Update on Disability

So I talked to a lawyer, not sure if it was the same one I talked to several months ago since there are four at the firm. It didn't go well. She said that endometriosis is not a disability and I would need a letter from my doctor saying I would never be able to work again for them to take my case. I tried explaining why that was unreasonable, how the requirements say you just have to prove you have been or will be out of work for a year, but she didn't care. I was so upset I hung up on her.

I don't know why a doctor would ever sign something like that unless you were brain dead or low functioning autistic or another severe mental disability. I'm 25 years old which means there are 40+ years for a miracle to happen that lets me work. I love my doctor but she's not a psychic and doesn't know what the future holds. All we know is I can't work now, I haven't worked since spring 2011, I really shouldn't have been working before then (and I think I could get a statement saying so from at least one previous employer), and I'm not expected to recover enough to work anytime soon. That should be enough. I am seeing her on Wednesday so I'll ask her but I'll be very surprised if she agrees.

So what now? What can I do? Not much. We are hoping we can get 6 months worth of Lupron for a reasonable price through the manufacturer but that's not a long time. My DH doesn't graduate until more than six months from now and who knows how long it will take him to get a job paying enough for me to get insurance. Even if the Lupron does work and I started looking for a job the moment I started improving it would take me more than six months to find a job that would get me insurance. My work history is atrocious, I don't have any references since everyone knows I shouldn't be working, and it's hard enough to find a full time job as it is when you don't have any qualifications.

Plus endo isn't my only health problem just the worst and longest lasting. My arthritis would keep me from doing the things I've done before (retail, food service, daycare) because you are required to lift and carry things I cannot. My chronic chest pain is controlled through medication but only if I remain basically sedentary. My memory has been getting worse and worse, I think partly due to my conditions and partly due to medication side effects. Sometimes I don't even remember I let the dogs out until an hour or two later when they start barking and scratching at the door. I can't tell you how many loads of laundry I've had to rewash (sometimes more than once) because I forgot I started them and never put them in the dryer. So I think that would be an issue.

In any event I don't have any hope that the Lupron would be a permanent fix anyhow. I don't know the success rate but the medication I'm on now is supposed to work for like 85% of those with endo. At this point I think there's a very good chance even a hysterectomy won't work for me. I know the aygestin is doing it's job of keeping the hormones low that are responsible for thickening the uterine lining. I've had some bleeding on and off over the last few weeks but it's always very, very light, usually just spotting. Even during my worst cramps where normally I'd be going through an ultra tampon and a pad in half an hour or less at most it could be described as a light flow. 10% of those who have a hysterectomy still suffer pain and I believe I will be in that 10%.

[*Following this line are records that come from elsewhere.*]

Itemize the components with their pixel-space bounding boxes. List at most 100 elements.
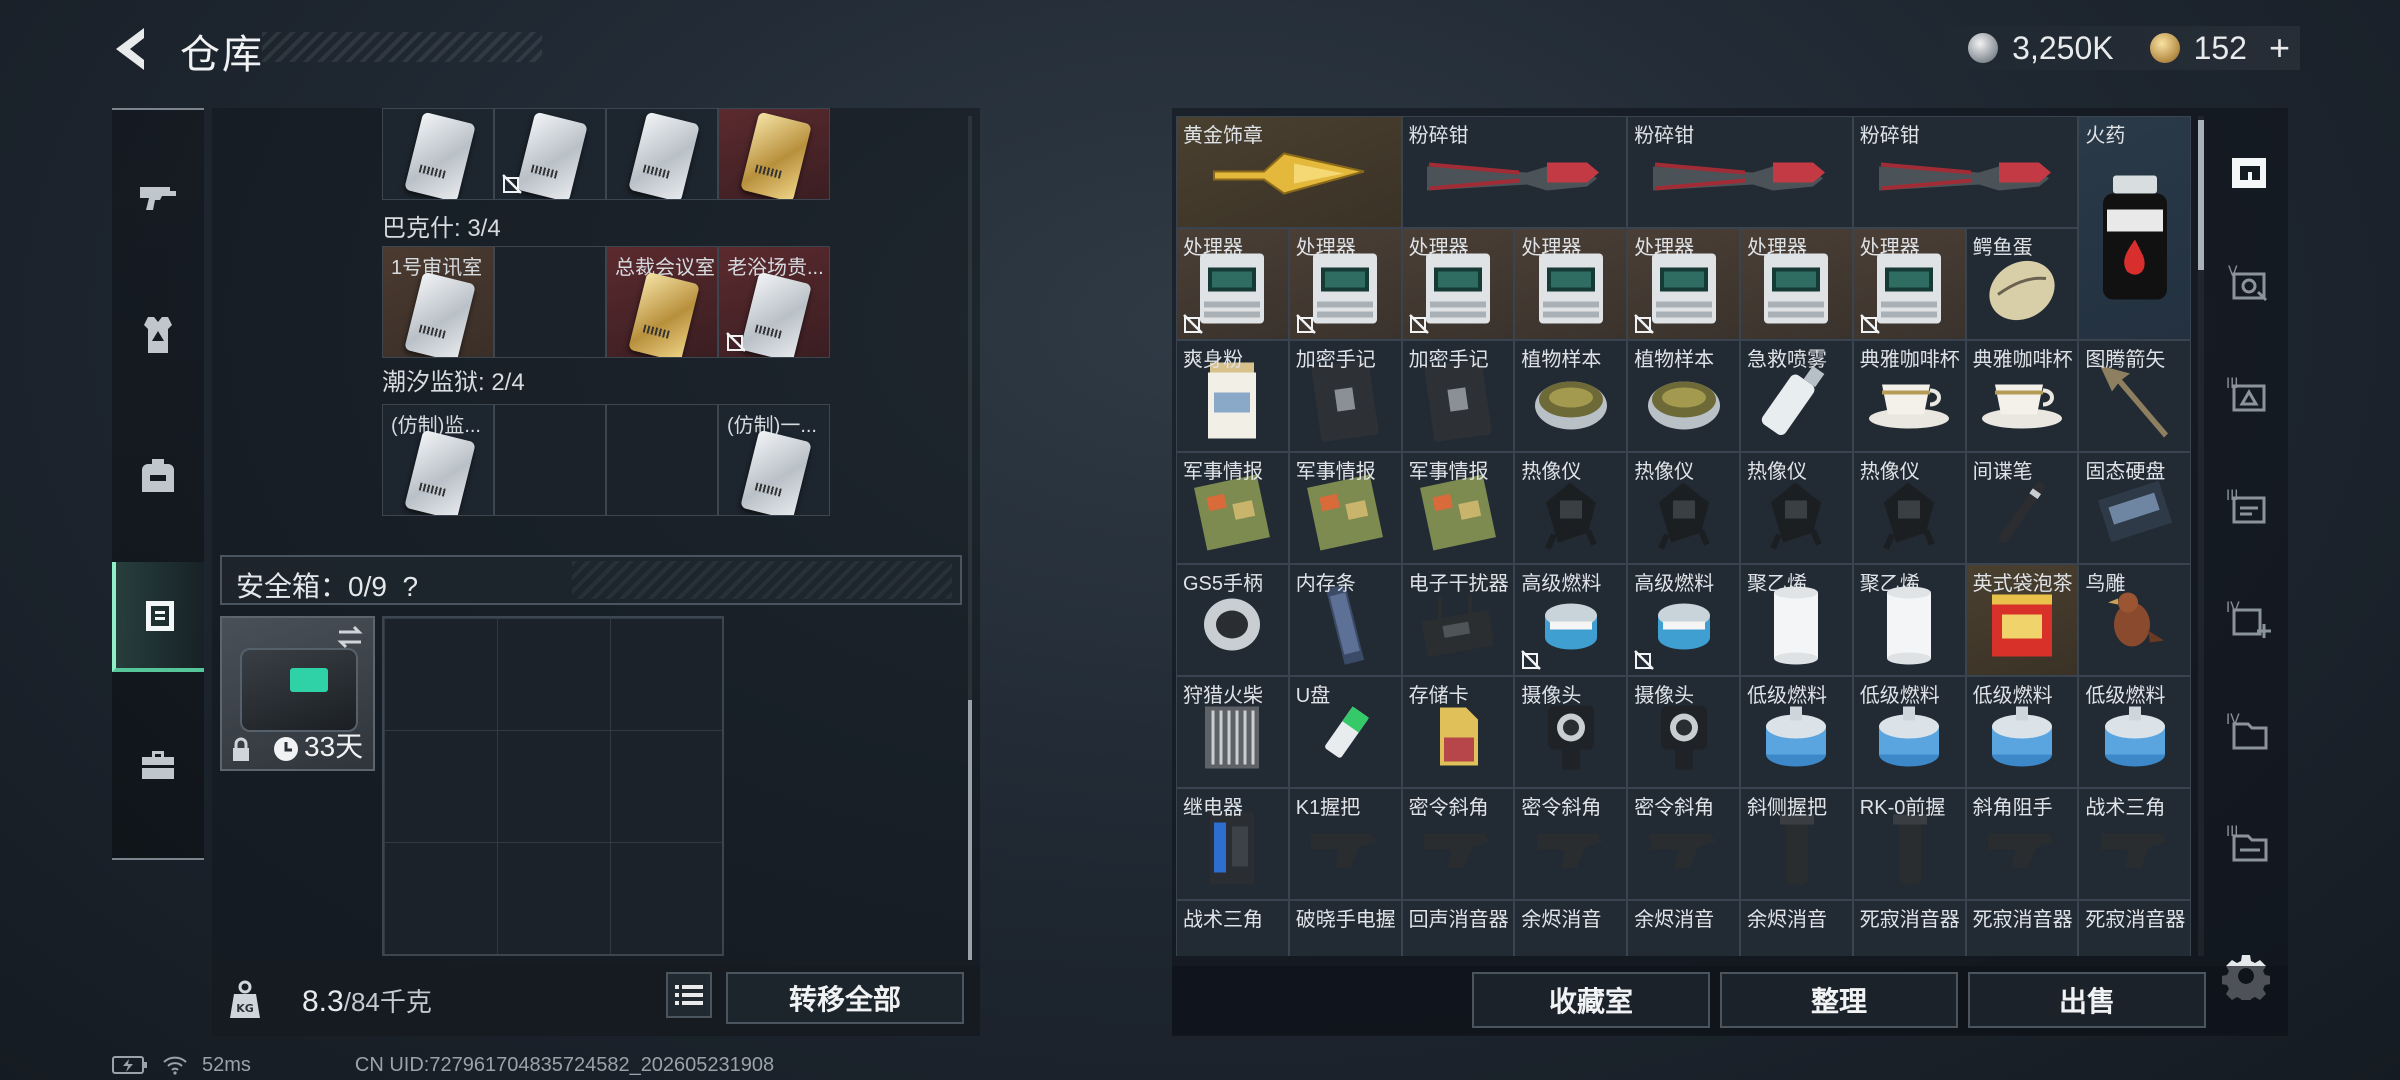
swap-icon[interactable] [335, 624, 365, 650]
stash-item[interactable]: 热像仪 [1514, 452, 1628, 564]
back-button[interactable] [108, 22, 158, 76]
rail-item-armor[interactable] [112, 280, 204, 390]
stash-item[interactable]: 加密手记 [1288, 340, 1402, 452]
stash-item[interactable]: 摄像头 [1514, 676, 1628, 788]
stash-item[interactable]: 狩猎火柴 [1176, 676, 1289, 788]
transfer-all-button[interactable]: 转移全部 [726, 972, 964, 1024]
stash-item[interactable]: 破晓手电握 [1288, 900, 1402, 956]
key-slot[interactable] [494, 108, 606, 200]
stash-item[interactable]: 电子干扰器 [1401, 564, 1515, 676]
stash-item[interactable]: 余烬消音 [1740, 900, 1853, 956]
stash-item[interactable]: 死寂消音器 [1852, 900, 1966, 956]
stash-item[interactable]: GS5手柄 [1176, 564, 1289, 676]
key-slot[interactable]: 老浴场贵... [718, 246, 830, 358]
stash-item[interactable]: 急救喷雾 [1740, 340, 1853, 452]
stash-item[interactable]: 黄金饰章 [1176, 116, 1402, 228]
stash-item[interactable]: 斜角阻手 [1965, 788, 2079, 900]
left-scrollbar-thumb[interactable] [968, 700, 972, 960]
stash-tab-1[interactable]: V [2210, 228, 2288, 338]
list-view-button[interactable] [666, 972, 712, 1018]
stash-item[interactable]: 死寂消音器 [2078, 900, 2192, 956]
stash-item[interactable]: 存储卡 [1401, 676, 1515, 788]
stash-item[interactable]: 密令斜角 [1514, 788, 1628, 900]
stash-item[interactable]: 粉碎钳 [1627, 116, 1853, 228]
stash-item[interactable]: 处理器 [1852, 228, 1966, 340]
stash-item[interactable]: 余烬消音 [1627, 900, 1740, 956]
stash-item[interactable]: 植物样本 [1514, 340, 1628, 452]
key-slot[interactable] [718, 108, 830, 200]
rail-item-briefcase[interactable] [112, 710, 204, 820]
stash-tab-5[interactable]: IV [2210, 676, 2288, 786]
stash-item[interactable]: 处理器 [1401, 228, 1515, 340]
sort-button[interactable]: 整理 [1720, 972, 1958, 1028]
stash-item[interactable]: 高级燃料 [1627, 564, 1740, 676]
help-icon[interactable]: ? [403, 571, 419, 602]
key-slot-empty[interactable] [494, 404, 606, 516]
key-slot[interactable] [606, 108, 718, 200]
stash-item[interactable]: 粉碎钳 [1401, 116, 1628, 228]
key-slot[interactable]: (仿制)一... [718, 404, 830, 516]
key-slot[interactable] [382, 108, 494, 200]
stash-item[interactable]: 余烬消音 [1514, 900, 1628, 956]
stash-item[interactable]: 高级燃料 [1514, 564, 1628, 676]
stash-item[interactable]: 回声消音器 [1401, 900, 1515, 956]
stash-item[interactable]: 军事情报 [1288, 452, 1402, 564]
stash-item[interactable]: 爽身粉 [1176, 340, 1289, 452]
stash-item[interactable]: 加密手记 [1401, 340, 1515, 452]
stash-item[interactable]: 战术三角 [1176, 900, 1289, 956]
stash-tab-2[interactable]: III [2210, 340, 2288, 450]
sell-button[interactable]: 出售 [1968, 972, 2206, 1028]
safebox-grid[interactable] [382, 616, 724, 956]
stash-item[interactable]: 植物样本 [1627, 340, 1740, 452]
stash-tab-4[interactable]: IV [2210, 564, 2288, 674]
stash-item[interactable]: 军事情报 [1176, 452, 1289, 564]
stash-item[interactable]: 固态硬盘 [2078, 452, 2192, 564]
stash-item[interactable]: 低级燃料 [2078, 676, 2192, 788]
stash-scrollbar-thumb[interactable] [2198, 120, 2204, 270]
stash-item[interactable]: 间谍笔 [1965, 452, 2079, 564]
rail-item-weapons[interactable] [112, 140, 204, 250]
stash-tab-3[interactable]: III [2210, 452, 2288, 562]
stash-item[interactable]: 处理器 [1627, 228, 1740, 340]
stash-item[interactable]: 聚乙烯 [1852, 564, 1966, 676]
stash-item[interactable]: 战术三角 [2078, 788, 2192, 900]
key-slot-empty[interactable] [494, 246, 606, 358]
stash-item[interactable]: 热像仪 [1852, 452, 1966, 564]
key-slot[interactable]: 1号审讯室 [382, 246, 494, 358]
stash-item[interactable]: 斜侧握把 [1740, 788, 1853, 900]
stash-item[interactable]: 粉碎钳 [1852, 116, 2079, 228]
stash-item[interactable]: 热像仪 [1627, 452, 1740, 564]
stash-item[interactable]: 处理器 [1176, 228, 1289, 340]
stash-item[interactable]: 鸟雕 [2078, 564, 2192, 676]
stash-item[interactable]: 死寂消音器 [1965, 900, 2079, 956]
stash-item[interactable]: 低级燃料 [1852, 676, 1966, 788]
stash-item[interactable]: 处理器 [1514, 228, 1628, 340]
stash-item[interactable]: 摄像头 [1627, 676, 1740, 788]
stash-item[interactable]: K1握把 [1288, 788, 1402, 900]
stash-item[interactable]: 典雅咖啡杯 [1852, 340, 1966, 452]
safebox-item[interactable]: 33天 [220, 616, 375, 771]
rail-item-backpack[interactable] [112, 420, 204, 530]
stash-item[interactable]: 处理器 [1740, 228, 1853, 340]
stash-item[interactable]: 热像仪 [1740, 452, 1853, 564]
stash-tab-0[interactable] [2210, 116, 2288, 226]
collection-room-button[interactable]: 收藏室 [1472, 972, 1710, 1028]
stash-item[interactable]: 低级燃料 [1740, 676, 1853, 788]
stash-item[interactable]: 聚乙烯 [1740, 564, 1853, 676]
stash-item[interactable]: U盘 [1288, 676, 1402, 788]
key-slot[interactable]: 总裁会议室 [606, 246, 718, 358]
rail-item-safebox[interactable] [112, 562, 204, 672]
stash-item[interactable]: 典雅咖啡杯 [1965, 340, 2079, 452]
stash-item[interactable]: 内存条 [1288, 564, 1402, 676]
stash-item[interactable]: 低级燃料 [1965, 676, 2079, 788]
stash-item[interactable]: RK-0前握 [1852, 788, 1966, 900]
key-slot-empty[interactable] [606, 404, 718, 516]
stash-item[interactable]: 火药 [2078, 116, 2192, 340]
stash-item[interactable]: 密令斜角 [1401, 788, 1515, 900]
stash-grid[interactable]: 黄金饰章 粉碎钳 粉碎钳 粉碎钳 火药 处理器 处理器 处理器 处理器 处理器 处理器 处理器 鳄鱼蛋爽… [1176, 116, 2192, 956]
stash-tab-6[interactable]: III [2210, 788, 2288, 898]
stash-item[interactable]: 继电器 [1176, 788, 1289, 900]
stash-item[interactable]: 英式袋泡茶 [1965, 564, 2079, 676]
stash-item[interactable]: 密令斜角 [1627, 788, 1740, 900]
key-slot[interactable]: (仿制)监... [382, 404, 494, 516]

Of course we won't know until I get one. The thought of getting a hysterectomy before at least trying donated embryos is devastating, but it would be worth it if I was pain free and "cured". But to go through that, give up hope of having a child, and still be just as broken afterword is too painful to even think about. The lawyer said it would help my case if I did get one, of course. Other than the emotional trauma involved one problem with that is we still couldn't afford it. The reason I want to get on disability is so I can get the medical care I need. The actually money you get would be nice, and I won't say we don't need it since once you discount DH's financial aid we are below the poverty level, but I don't really care about that. If I had insurance or medicaid I probably wouldn't have even applied again. So even if a hysterectomy would help we can't afford to get one.

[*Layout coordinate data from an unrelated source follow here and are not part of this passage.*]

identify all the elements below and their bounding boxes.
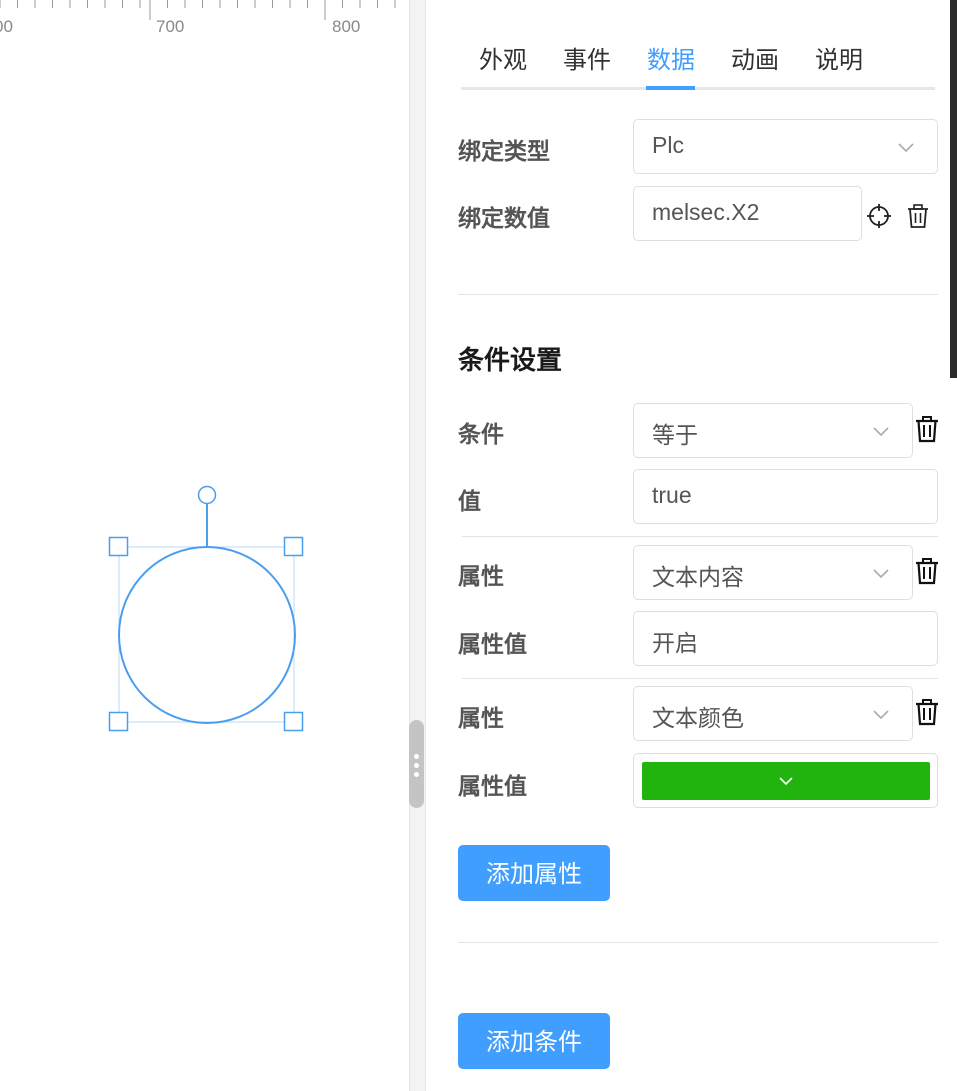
tab-appearance[interactable]: 外观 [479, 40, 527, 75]
property-tabs [461, 34, 935, 90]
property-select[interactable]: 文本颜色 [633, 686, 913, 741]
tab-data[interactable]: 数据 [647, 40, 695, 75]
drag-dot-icon [414, 763, 419, 768]
panel-scrollbar[interactable] [950, 0, 957, 378]
row-divider [462, 536, 938, 537]
chevron-down-icon [873, 427, 889, 437]
add-condition-button[interactable]: 添加条件 [458, 1013, 610, 1069]
row-divider [462, 678, 938, 679]
add-property-button[interactable]: 添加属性 [458, 845, 610, 901]
bind-value-label: 绑定数值 [458, 206, 550, 232]
delete-condition-trash-icon[interactable] [913, 414, 941, 444]
delete-property-trash-icon[interactable] [913, 556, 941, 586]
design-canvas[interactable]: 00 700 800 [0, 0, 409, 1091]
resize-handle-bottom-left[interactable] [108, 711, 129, 732]
rotate-handle[interactable] [197, 485, 217, 505]
selected-component[interactable] [0, 0, 409, 1091]
bind-type-value: Plc [652, 132, 684, 158]
value-text: true [652, 482, 692, 508]
conditions-title: 条件设置 [458, 346, 563, 376]
section-divider [458, 294, 938, 295]
tab-events[interactable]: 事件 [563, 40, 611, 75]
bind-value-text: melsec.X2 [652, 199, 760, 225]
chevron-down-icon [898, 143, 914, 153]
resize-handle-top-right[interactable] [283, 536, 304, 557]
property-value-label: 属性值 [458, 632, 527, 658]
trash-icon[interactable] [904, 201, 932, 231]
resize-handle-bottom-right[interactable] [283, 711, 304, 732]
circle-shape[interactable] [118, 546, 296, 724]
property-value: 文本内容 [652, 565, 744, 591]
property-value-input[interactable]: 开启 [633, 611, 938, 666]
value-label: 值 [458, 489, 481, 515]
property-value-text: 开启 [652, 631, 698, 657]
property-value: 文本颜色 [652, 706, 744, 732]
condition-label: 条件 [458, 422, 504, 448]
active-tab-indicator [646, 86, 695, 90]
property-value-label: 属性值 [458, 774, 527, 800]
tab-description[interactable]: 说明 [815, 40, 863, 75]
bind-type-label: 绑定类型 [458, 139, 550, 165]
property-label: 属性 [458, 564, 504, 590]
bind-value-input[interactable]: melsec.X2 [633, 186, 862, 241]
tab-animation[interactable]: 动画 [731, 40, 779, 75]
section-divider [458, 942, 938, 943]
drag-dot-icon [414, 772, 419, 777]
panel-splitter[interactable] [409, 0, 426, 1091]
chevron-down-icon [873, 569, 889, 579]
crosshair-icon[interactable] [866, 201, 894, 231]
condition-select[interactable]: 等于 [633, 403, 913, 458]
condition-value: 等于 [652, 423, 698, 449]
drag-dot-icon [414, 754, 419, 759]
property-label: 属性 [458, 706, 504, 732]
color-picker[interactable] [633, 753, 938, 808]
property-select[interactable]: 文本内容 [633, 545, 913, 600]
chevron-down-icon [779, 777, 793, 786]
bind-type-select[interactable]: Plc [633, 119, 938, 174]
chevron-down-icon [873, 710, 889, 720]
delete-property-trash-icon[interactable] [913, 697, 941, 727]
resize-handle-top-left[interactable] [108, 536, 129, 557]
value-input[interactable]: true [633, 469, 938, 524]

So after the six months of lupron are up (if I can even get it, we still don't even know that) I think our only real option is to move. I don't like Florida and have wanted to leave anyway but moving isn't as easy as I'd like it to be. We have a support network here. My mom helps us a LOT and things would be much harder without her. She would move too but she's stuck here until my sister gets older because our dad would have to give the okay. I'd have to find a new doctor and I doubt I'd find one that helps as much as mine since we have a ten year relationship. The closest state that is expanding medicaid is over 500 miles away but we'd probably move even farther since it's just not a place we want to live. Then I could get treatment for all my issues that are going untreated now, I could get lupron without spending $850, I could get a hysterectomy, I could get laparoscopies every year if I need to, medical services and prescriptions wouldn't be our second biggest expense category after the catch-all "merchandise".

But I don't know if we'd even be able to move. Moving still takes money we don't have. So really I'm just looking at being in pain and medicated for the foreseeable future. I just feel so depressed and hopeless. I really should go see someone about that but again, can't afford it. I'm not suicidal but I do feel like I'm being told my existence is worthless and actually a negative, since I haven't furthered the human race through reproduction nor am I a productive member of society. I don't deserve help because I just take and have nothing to give. When looking at the big picture it would be better for everyone if I just wasn't here.